From the point of view of the Jožef Stefan Institute and our researchers, the close cooperation with Arnes and NORDUnet, as well as the access to initiatives and infrastructures within GÉANT, have become an indispensable a part of our working environment. The ability to rely on them when working with our colleagues in large collaborations and across borders is a prerequisite for participating in key scientific challenges we face today. But the ideas of collaboration, federation and interdisciplinary research that GÉANT is built on, and that universities and research institutions understand, are a cornerstone of our ability to address such challenges. The collaboration with Arnes and NORDUnet is a prime example: building on efforts within the EGEE and EGI initiatives, as well as regional and national efforts, GÉANT enabled Arnes and NORDUnet to help us participate in a pan-Nordic effort to provide a regional Tier-2 storage facility for ATLAS. The expansion to Slovenia and other countries, made possible by this collaboration, was a great demonstration of the versatility and power of the GÉANT infrastructure. Arnes and NORDUnet worked directly with us as their users. It was not only a success, but also a proving ground for dedicated scientific VLAN usage in the context of big data pipelining to computer centres. It opened the door to a new approach where our users can relay to use multiple 100Gbps lines for data transfer between storage and computing in multinational research collaborations or within national networks.
What’s next for the Slovenian supercomputer?
Vega was built as part of our national HPC RIVR project. The aim was to upgrade regional and national high-performance computing capacities, and it’s been a great success, not only with Vega, but also with HPC Maister at the University of Maribor, HPC RIVR project coordinator. The general interest has prompted Arnes to upgrade its HPC facility so that we have a modern system that is also available for training and education.

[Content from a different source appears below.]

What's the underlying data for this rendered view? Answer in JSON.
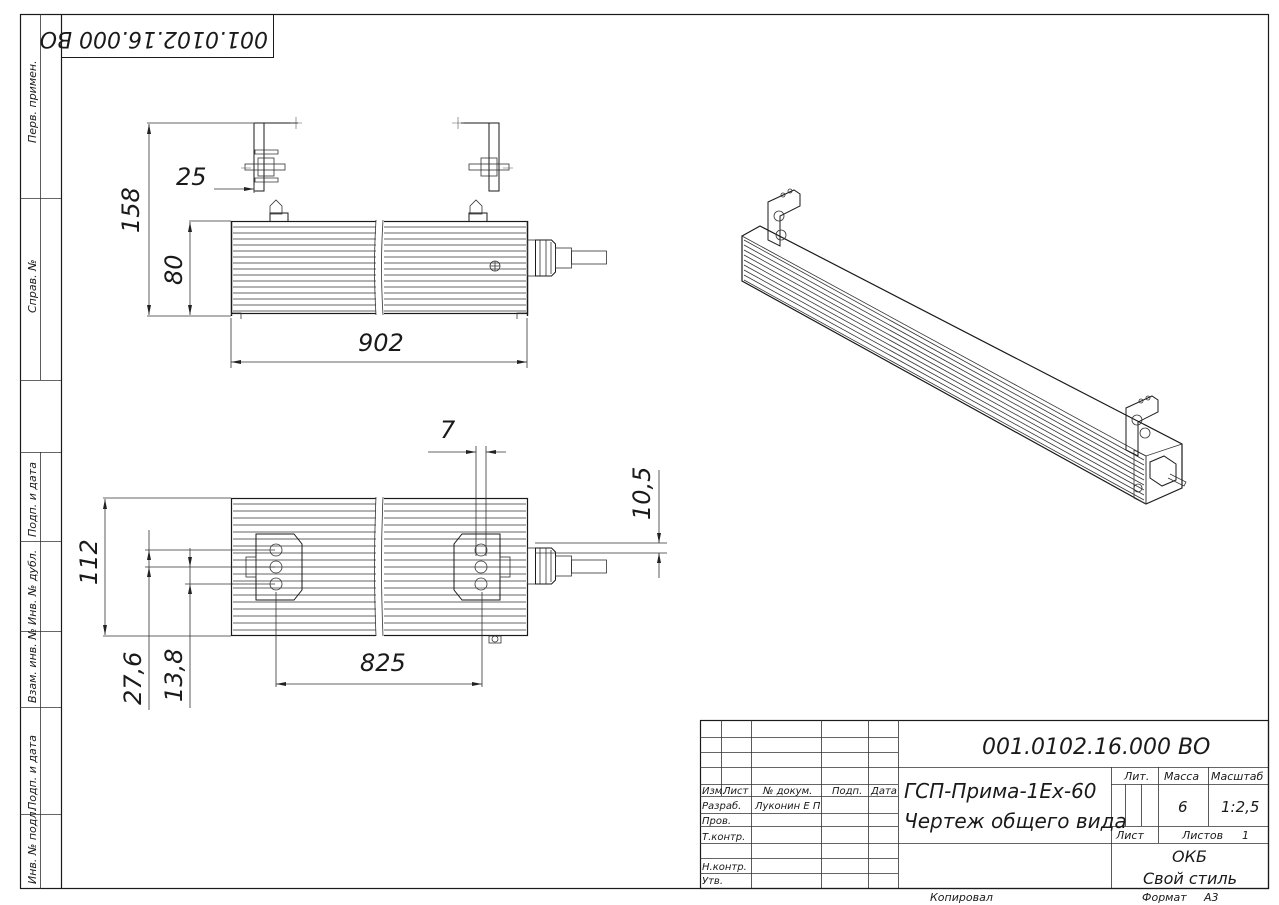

But all this interest means that all our machines, not just Vega, are in great demand, while our staff is also busy working on projects to improve software and security, working on scalability, expanding federation support for HPC centres and large data repositories etc.

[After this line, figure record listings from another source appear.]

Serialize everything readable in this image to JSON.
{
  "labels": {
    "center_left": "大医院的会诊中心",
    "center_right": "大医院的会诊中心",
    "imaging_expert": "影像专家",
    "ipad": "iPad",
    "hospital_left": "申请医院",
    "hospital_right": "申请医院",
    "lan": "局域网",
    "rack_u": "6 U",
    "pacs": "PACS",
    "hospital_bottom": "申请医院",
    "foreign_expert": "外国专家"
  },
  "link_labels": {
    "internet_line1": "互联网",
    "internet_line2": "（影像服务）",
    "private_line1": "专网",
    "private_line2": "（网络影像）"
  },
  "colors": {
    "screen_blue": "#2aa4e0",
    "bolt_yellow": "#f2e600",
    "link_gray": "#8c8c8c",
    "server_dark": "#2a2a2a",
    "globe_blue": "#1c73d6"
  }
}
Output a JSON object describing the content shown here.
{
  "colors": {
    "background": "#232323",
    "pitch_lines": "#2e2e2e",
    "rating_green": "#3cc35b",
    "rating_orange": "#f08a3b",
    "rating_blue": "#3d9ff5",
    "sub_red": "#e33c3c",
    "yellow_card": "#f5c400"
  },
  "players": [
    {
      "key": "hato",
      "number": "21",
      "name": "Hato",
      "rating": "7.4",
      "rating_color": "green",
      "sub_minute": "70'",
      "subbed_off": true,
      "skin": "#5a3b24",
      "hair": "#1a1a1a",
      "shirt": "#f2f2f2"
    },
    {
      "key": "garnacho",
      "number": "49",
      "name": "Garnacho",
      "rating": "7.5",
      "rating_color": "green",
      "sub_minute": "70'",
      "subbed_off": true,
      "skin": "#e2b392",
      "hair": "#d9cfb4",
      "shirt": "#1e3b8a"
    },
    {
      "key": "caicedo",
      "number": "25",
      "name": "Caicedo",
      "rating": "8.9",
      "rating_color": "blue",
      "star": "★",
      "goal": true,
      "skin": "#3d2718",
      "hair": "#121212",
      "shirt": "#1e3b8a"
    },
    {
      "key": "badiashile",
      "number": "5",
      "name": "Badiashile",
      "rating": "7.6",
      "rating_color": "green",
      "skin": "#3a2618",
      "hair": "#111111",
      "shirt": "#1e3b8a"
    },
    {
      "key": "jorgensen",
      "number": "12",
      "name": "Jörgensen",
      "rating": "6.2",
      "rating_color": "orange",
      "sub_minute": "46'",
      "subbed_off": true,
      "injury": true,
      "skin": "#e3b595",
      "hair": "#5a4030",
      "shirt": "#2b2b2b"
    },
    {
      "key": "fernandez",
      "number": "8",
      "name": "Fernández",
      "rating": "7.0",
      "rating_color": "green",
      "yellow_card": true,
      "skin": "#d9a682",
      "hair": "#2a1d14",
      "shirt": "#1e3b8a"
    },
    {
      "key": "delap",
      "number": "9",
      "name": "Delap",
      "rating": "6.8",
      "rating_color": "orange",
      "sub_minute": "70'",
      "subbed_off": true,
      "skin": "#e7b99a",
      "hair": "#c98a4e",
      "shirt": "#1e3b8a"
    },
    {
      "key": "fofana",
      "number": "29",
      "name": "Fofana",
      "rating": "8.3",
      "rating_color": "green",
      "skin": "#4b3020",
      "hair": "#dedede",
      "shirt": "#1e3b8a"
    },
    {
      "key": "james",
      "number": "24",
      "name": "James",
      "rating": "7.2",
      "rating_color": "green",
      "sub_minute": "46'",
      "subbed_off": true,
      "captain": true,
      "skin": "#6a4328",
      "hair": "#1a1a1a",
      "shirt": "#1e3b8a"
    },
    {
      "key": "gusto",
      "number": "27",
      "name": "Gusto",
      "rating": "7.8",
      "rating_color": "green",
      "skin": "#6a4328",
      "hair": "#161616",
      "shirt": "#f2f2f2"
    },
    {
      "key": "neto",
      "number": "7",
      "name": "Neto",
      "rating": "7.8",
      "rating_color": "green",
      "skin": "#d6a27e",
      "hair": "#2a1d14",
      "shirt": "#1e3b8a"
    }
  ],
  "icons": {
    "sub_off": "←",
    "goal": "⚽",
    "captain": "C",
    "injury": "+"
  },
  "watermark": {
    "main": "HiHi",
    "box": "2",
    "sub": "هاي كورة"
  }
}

I have to mention MAX (MAterials design at the eXascale), the EuroHPC centre of excellence, in which our group is directly involved and which allows us first-hand experience of running advanced software on different machines and architectures. We are also preparing the infrastructure for a successor to Vega, but at the moment we are spending more time on our work within the Leonardo consortium, supporting HPC Leonardo, one of the most powerful machines in the world.

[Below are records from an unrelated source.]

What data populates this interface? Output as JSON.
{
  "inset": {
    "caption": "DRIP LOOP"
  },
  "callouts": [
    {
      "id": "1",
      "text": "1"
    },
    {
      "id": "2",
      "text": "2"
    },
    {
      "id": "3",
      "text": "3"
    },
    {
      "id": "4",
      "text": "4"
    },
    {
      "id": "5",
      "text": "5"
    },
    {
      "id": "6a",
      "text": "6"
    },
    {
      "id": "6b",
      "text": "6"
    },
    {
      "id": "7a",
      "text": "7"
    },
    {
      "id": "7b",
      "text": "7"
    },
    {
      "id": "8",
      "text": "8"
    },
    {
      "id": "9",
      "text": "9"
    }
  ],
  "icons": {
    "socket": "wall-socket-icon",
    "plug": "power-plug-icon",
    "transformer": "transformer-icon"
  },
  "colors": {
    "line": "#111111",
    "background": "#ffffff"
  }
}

In the long term, however, our efforts to expand the national network computing federation are probably more important. Based on our Arnes AAI federation and the initiatives of eduGAIN, eID and AARC, we are working on building a federation with EuroHPC systems. Based on our experience with GÉANT and the Nordic federations we hope to enable a similar collaboration in supercomputing and large data repositories. But we need to address new challenges, such as advanced software support, security, hyperconnectivity and communication with user communities – and for all of these issues GÉANT is key.
Personally, I believe that GÉANT could provide us the context in which to develop better, simpler tools for researchers and students. EuroHPC aims to build 1Tbps hyper-connected supercomputers, but we also need to build the user communities that will be able to make use of these new systems. So, in the end, what we need to address is the challenge of academic networking in every sense of the word.